Die Technik und der Mensch. Briefe vom Comer See

Der Priester Romano Guardini gilt als einer der bedeutendsten Religionsphilosophen katholischer Prägung des letzten Jahrhunderts. Er bezieht seine geistesgeschichtliche Bedeutung aus seiner christlich-existenziellen Interpretation kirchlicher und weltlicher philosophischer Perspektiven, sowie aus der Widerlegung der nationalsozialistischen Ideologie in seinen Schriften. Einen wichtigen Fokuspunkt in seinen Arbeiten stellt das Verhältnis von Natur, Kultur und Technik dar, dem er sich seit den 1920er Jahren regelmäßig widmete.

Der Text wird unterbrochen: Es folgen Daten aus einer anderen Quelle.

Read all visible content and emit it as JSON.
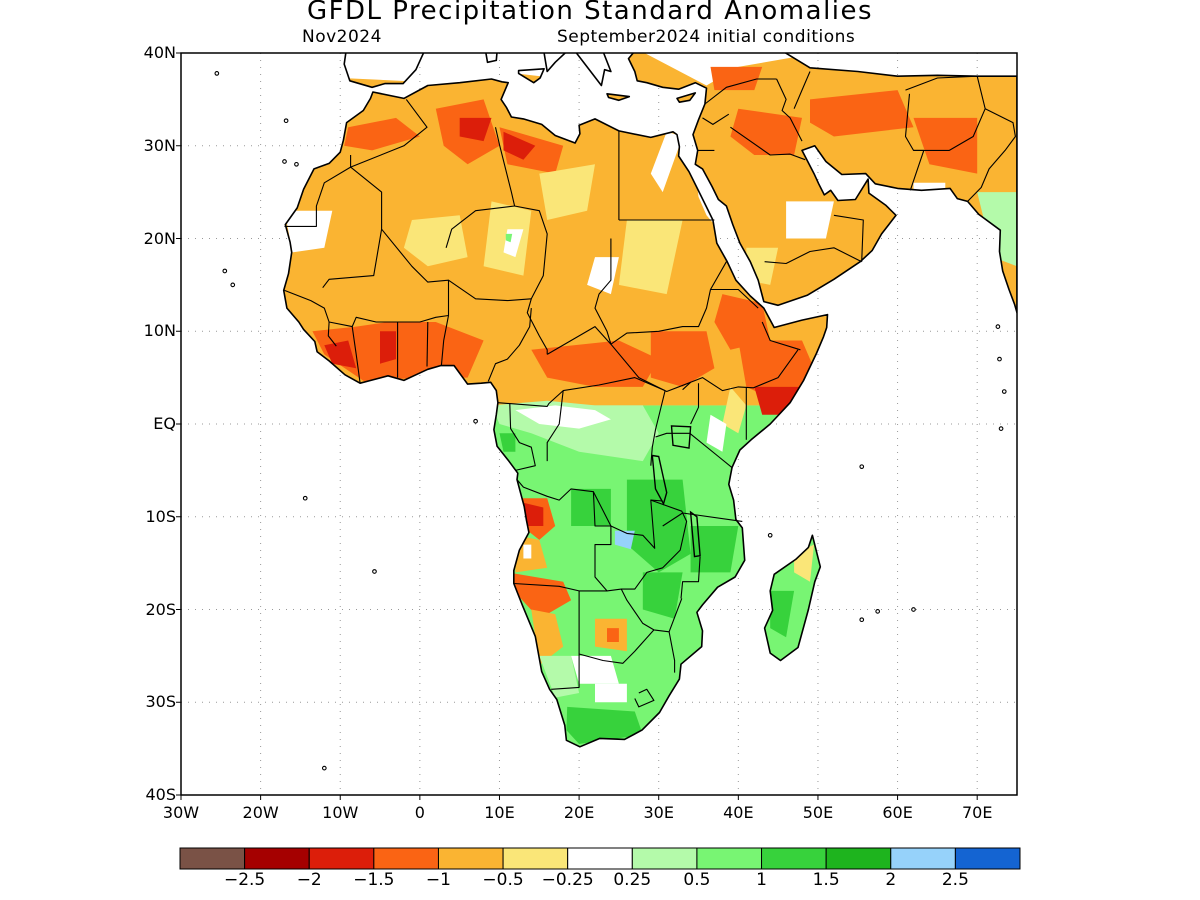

In der Publikation „Die Technik und der Mensch“ wurden Guardinis bereits 1925/26 veröffentlichte literarische Briefe erstmalig als Buch herausgegeben. In diesen ‚Briefen vom Comer See‘ finden sich seine durch die Unterschiede des lombardischen und des deutschen Naturverhältnisses inspirierten Betrachtungen zur modernen Technik und ihrer Folgen für die Lebenswelt des Menschen.

Romano Guardinis an einen ‚lieben Freund‘ gerichtete Briefe entfalten ihre Kritik der Technik zunächst aus einer literarisch-philosophischen Naturbetrachtung, die den grundlegenden Antrieb des Menschen, auf Natur einzuwirken, als organisches Verhältnis mit einschließt. Dieses grundlegende Naturverhältnis des Menschen, der die Natur in einfacher Weise in Jahrtausende zurückgehender Bearbeitung in eine „menschlich durchwohnte Natur“ umgeformt und in einer natürlichen Menschlichkeit bewohnt habe, sieht Guardini in zunehmendem Maße durch die moderne Bau- und Lebensweise bedroht und zerstört: er „sieht die Maschine in ein Land einbrechen, dass bisher nur Kultur gehabt“ (Brief 1, 14). In Guardinis Kritik am technischen Fortschritt, den er vom Norden her sich über das südliche Europa ausbreiten sieht, unterscheidet er zunächst die Sphäre der Kultur von jener der ersten (tierischen) Natur: In jener könne der Mensch nicht sein, da menschliches Sein geistdurchwirkt sei und so notwendigerweise die Sphäre des Naturhaft-Wirklichen durch jene des Unwirklich-Ideellen (des Bewusstseins) „verdünnt“ und in Frage gestellt werde. In dieser „Entwirklichung der Natur“ entsteht Kultur als ein von der Natur entfremdetes, künstliches Produkt des Geistes, das mit dieser und ihren Phänomenen jedoch nahe und elastisch verbunden bleibt. So trennt der Autor die Naturbearbeitung, in welcher der Mensch in enger Verbundenheit mit den Gewalten der Natur und damit in lebendigem Verhältnis mit ihnen bleibt, von jener, in der der Mensch sich unempfindlich und taub für ihre Erscheinungen macht. Mit dieser Entfernung von der Sphäre des Urmenschlichen, in der die prometheische Größe und Unfassbarkeit vorgeistlicher Natur noch erfahrbar war, nimmt sich der Mensch das Phänomen einer lebendigen Kultur selbst wieder: So lindert der Fortschritt zwar die Armut der Bevölkerung, präsentiert sich jedoch gleichermaßen als unausweichliche Notwendigkeit, die jede Facette der Lebensweise durchdringt und die das Menschsein vom Fluss der natürlichen Phänomene abtrennt.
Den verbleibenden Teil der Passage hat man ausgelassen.